Eric had a number of opportunities to take the lesser, more popular road, but he didn’t.
“‘I am going to go to school. I am going to do something with my life.’ Eric told me back then.”
Time moved forward. Kurt would check in with Eric once in a while at the gym and see how his life was, how work was going. Weeks became months, and months became years. Eric moved from one job to another, and then started taking college classes, and then switched jobs, and sat out a semester, and was sticking to his dream, but struggling to make ends meet, and… and then their lives separated. When Kurt and his wife had kids, their early mornings at the gym were done. And Kurt lost track of Eric.
“Last week, I went in early to the gym to get a workout in, and as I was approaching the front door, I saw this tough-looking muscular guy heading for it as well. When we got in the light, I realized it was Eric. He flashed me a great big smile, we went inside, and then we talked for a bit.”
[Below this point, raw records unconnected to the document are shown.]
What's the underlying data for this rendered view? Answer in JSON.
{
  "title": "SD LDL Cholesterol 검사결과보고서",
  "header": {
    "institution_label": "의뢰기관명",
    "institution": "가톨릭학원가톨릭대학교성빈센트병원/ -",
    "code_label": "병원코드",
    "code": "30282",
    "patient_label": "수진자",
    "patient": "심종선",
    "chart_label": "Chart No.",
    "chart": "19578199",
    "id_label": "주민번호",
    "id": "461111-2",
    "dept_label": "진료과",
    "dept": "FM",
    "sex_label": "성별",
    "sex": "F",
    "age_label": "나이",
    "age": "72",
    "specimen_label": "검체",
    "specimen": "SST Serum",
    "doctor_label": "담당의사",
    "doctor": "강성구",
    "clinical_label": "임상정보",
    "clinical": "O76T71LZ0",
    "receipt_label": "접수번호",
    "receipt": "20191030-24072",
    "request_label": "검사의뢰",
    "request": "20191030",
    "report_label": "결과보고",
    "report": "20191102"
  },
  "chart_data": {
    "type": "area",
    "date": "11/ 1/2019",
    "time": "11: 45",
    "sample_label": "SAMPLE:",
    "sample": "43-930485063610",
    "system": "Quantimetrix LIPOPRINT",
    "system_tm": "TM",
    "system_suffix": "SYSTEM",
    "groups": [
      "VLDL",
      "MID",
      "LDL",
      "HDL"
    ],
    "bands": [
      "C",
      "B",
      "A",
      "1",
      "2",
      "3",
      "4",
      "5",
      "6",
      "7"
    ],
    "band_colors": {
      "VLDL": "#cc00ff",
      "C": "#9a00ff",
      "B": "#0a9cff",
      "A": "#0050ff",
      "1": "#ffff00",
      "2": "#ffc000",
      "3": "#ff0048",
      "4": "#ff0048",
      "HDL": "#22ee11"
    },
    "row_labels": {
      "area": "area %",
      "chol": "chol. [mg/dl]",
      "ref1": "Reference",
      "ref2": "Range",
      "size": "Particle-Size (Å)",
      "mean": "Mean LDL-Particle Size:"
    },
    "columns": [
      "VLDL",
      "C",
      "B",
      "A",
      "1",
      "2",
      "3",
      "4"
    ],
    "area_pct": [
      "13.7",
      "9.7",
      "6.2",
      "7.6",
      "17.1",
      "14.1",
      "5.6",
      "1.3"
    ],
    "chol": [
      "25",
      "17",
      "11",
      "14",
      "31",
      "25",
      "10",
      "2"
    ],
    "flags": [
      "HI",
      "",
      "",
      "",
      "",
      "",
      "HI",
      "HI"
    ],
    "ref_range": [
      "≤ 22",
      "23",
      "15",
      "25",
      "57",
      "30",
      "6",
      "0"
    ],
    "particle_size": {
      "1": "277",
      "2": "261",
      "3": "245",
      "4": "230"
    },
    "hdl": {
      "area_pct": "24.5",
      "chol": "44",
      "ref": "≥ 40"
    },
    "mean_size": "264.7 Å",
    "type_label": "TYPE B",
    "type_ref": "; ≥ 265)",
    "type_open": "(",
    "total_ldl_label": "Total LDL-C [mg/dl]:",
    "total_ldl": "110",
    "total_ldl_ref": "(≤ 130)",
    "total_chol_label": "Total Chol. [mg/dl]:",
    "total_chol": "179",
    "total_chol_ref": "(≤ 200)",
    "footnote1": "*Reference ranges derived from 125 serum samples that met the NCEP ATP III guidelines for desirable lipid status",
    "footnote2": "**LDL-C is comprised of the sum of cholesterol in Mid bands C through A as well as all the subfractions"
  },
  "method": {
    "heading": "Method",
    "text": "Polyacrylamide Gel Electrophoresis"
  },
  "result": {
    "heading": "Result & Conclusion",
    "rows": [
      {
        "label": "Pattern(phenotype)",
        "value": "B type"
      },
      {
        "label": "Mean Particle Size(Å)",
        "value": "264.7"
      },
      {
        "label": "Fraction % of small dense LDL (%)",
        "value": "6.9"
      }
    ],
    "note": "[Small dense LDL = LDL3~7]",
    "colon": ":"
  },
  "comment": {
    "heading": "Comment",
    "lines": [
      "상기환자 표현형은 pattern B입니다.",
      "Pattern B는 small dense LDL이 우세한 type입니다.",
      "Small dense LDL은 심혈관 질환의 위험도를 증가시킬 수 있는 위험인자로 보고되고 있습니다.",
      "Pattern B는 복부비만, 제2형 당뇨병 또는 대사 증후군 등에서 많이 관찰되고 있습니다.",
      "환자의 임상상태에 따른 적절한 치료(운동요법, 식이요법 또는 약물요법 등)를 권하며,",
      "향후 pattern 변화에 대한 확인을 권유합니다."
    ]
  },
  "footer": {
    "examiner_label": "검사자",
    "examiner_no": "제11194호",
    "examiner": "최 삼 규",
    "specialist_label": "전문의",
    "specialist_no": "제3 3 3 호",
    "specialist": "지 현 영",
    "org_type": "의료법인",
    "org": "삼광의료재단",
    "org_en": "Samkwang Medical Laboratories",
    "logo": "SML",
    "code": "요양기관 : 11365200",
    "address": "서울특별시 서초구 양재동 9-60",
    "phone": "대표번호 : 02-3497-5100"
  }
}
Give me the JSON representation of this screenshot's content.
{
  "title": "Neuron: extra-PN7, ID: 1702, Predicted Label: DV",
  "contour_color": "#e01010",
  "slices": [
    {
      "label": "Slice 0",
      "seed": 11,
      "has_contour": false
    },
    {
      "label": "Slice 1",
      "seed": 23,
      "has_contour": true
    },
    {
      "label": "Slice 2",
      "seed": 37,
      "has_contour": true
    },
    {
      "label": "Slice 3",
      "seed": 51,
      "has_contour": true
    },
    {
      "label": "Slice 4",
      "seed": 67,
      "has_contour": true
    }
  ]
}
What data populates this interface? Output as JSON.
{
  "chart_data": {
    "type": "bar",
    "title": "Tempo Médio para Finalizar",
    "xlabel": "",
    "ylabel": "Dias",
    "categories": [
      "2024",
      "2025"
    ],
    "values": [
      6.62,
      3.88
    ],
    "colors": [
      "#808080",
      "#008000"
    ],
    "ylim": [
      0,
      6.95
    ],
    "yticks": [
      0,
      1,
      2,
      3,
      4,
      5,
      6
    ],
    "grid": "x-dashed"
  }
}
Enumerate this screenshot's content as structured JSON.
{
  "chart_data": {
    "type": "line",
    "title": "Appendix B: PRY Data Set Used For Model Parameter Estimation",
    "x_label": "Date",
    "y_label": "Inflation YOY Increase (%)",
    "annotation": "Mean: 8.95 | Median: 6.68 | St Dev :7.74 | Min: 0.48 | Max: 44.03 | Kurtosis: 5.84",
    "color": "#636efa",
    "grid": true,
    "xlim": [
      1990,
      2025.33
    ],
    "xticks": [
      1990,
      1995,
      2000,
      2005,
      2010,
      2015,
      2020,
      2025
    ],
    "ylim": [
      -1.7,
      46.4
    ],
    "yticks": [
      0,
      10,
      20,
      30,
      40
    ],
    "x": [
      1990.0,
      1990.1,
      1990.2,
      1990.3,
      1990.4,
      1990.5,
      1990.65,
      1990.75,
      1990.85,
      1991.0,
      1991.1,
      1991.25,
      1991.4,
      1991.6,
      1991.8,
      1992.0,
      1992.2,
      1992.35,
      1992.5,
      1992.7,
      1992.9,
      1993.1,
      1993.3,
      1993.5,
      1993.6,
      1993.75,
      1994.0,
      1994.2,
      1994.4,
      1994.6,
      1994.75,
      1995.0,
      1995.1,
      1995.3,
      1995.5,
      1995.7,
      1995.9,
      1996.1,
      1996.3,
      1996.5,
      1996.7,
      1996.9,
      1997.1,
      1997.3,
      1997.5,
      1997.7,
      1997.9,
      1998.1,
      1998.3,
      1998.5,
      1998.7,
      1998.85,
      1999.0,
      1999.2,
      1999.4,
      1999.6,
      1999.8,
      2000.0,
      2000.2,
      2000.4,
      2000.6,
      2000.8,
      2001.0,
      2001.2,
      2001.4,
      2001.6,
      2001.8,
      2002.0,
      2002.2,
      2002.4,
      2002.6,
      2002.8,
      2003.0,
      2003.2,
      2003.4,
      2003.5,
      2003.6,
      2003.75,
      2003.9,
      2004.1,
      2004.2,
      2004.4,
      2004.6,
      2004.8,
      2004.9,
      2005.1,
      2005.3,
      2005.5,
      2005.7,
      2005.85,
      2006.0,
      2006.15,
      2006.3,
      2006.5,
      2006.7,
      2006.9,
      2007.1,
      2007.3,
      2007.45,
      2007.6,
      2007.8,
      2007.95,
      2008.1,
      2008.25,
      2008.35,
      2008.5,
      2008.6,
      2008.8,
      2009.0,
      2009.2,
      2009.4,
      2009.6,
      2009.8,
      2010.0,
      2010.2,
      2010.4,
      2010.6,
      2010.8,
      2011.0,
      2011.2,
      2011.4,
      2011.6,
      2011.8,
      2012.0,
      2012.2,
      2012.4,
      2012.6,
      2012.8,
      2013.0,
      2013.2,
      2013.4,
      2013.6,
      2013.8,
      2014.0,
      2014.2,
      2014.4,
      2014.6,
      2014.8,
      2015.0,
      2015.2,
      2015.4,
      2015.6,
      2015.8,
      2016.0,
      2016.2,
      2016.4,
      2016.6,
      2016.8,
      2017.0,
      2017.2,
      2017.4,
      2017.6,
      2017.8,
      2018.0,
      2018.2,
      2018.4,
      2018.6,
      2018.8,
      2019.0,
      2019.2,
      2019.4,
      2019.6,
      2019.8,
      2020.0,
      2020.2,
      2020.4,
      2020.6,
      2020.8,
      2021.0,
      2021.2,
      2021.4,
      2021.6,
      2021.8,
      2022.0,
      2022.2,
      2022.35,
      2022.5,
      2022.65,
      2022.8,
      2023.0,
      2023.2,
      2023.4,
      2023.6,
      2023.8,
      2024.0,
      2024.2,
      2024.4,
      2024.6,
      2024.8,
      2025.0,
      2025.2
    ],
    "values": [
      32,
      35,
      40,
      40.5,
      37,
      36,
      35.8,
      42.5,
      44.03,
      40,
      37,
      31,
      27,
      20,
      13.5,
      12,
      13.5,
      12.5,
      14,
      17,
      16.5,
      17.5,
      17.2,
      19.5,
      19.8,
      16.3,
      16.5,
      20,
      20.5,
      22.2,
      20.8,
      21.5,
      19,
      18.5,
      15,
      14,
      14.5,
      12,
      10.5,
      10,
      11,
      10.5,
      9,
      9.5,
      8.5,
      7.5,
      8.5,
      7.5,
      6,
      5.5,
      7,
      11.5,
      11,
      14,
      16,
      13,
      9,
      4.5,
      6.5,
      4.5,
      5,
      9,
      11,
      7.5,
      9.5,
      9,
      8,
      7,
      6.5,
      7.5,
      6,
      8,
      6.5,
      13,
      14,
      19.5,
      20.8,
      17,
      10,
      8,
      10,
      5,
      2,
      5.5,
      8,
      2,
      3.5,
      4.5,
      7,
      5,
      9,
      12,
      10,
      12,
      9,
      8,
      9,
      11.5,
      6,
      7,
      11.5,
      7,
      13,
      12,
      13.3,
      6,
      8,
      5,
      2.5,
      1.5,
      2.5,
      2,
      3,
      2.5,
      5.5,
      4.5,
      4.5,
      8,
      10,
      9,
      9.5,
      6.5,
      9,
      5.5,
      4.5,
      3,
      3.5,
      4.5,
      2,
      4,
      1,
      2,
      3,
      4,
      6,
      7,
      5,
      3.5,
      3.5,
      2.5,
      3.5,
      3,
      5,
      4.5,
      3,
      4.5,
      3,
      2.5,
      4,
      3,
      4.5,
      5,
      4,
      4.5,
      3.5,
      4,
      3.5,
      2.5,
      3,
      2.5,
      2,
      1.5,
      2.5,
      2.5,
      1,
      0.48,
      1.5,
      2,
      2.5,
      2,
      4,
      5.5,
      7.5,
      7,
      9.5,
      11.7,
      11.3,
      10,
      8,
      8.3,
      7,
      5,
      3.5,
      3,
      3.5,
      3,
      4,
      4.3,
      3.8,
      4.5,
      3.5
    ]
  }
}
“He looked great. He never finished college, but he picked up some trade skills and had been doing construction work for a number of years. He’s married now, and he has two step-children- a daughter who is 21, and a son who is in high school. He said he had been laid off earlier this summer, so he was almost done adding 1600 square feet to his family’s home. He’s happy, he’s doing well financially, and most importantly, he made it out of his old neighborhood.”
“Oddly enough, I went to a birthday party last weekend at a friend’s place, and again, there he was. His son is dating the daughter of my friend. It’s a small world, isn’t it? 13 years later, and our lives meet again. I gave him my card because we have some home improvements we’d like to do, and he’d be a perfect person to help us with them.”
Eric could have ended up gang-banging or dead, or stuck in a harsh life if he hadn’t tried to get out of the Valley. “But he chose to get out- he chose to make a better life for himself. He chose to not get involved in the drugs and gang stuff. I am so impressed”, Kurt tells me.
I am too, Kurt.
“Wasn’t that a good success story?”
“Yeah, man, it was. That was a good success story.”
I also appreciate that Kurt finds joy in the successes and achievements of his friends- whether they are close or distant ones.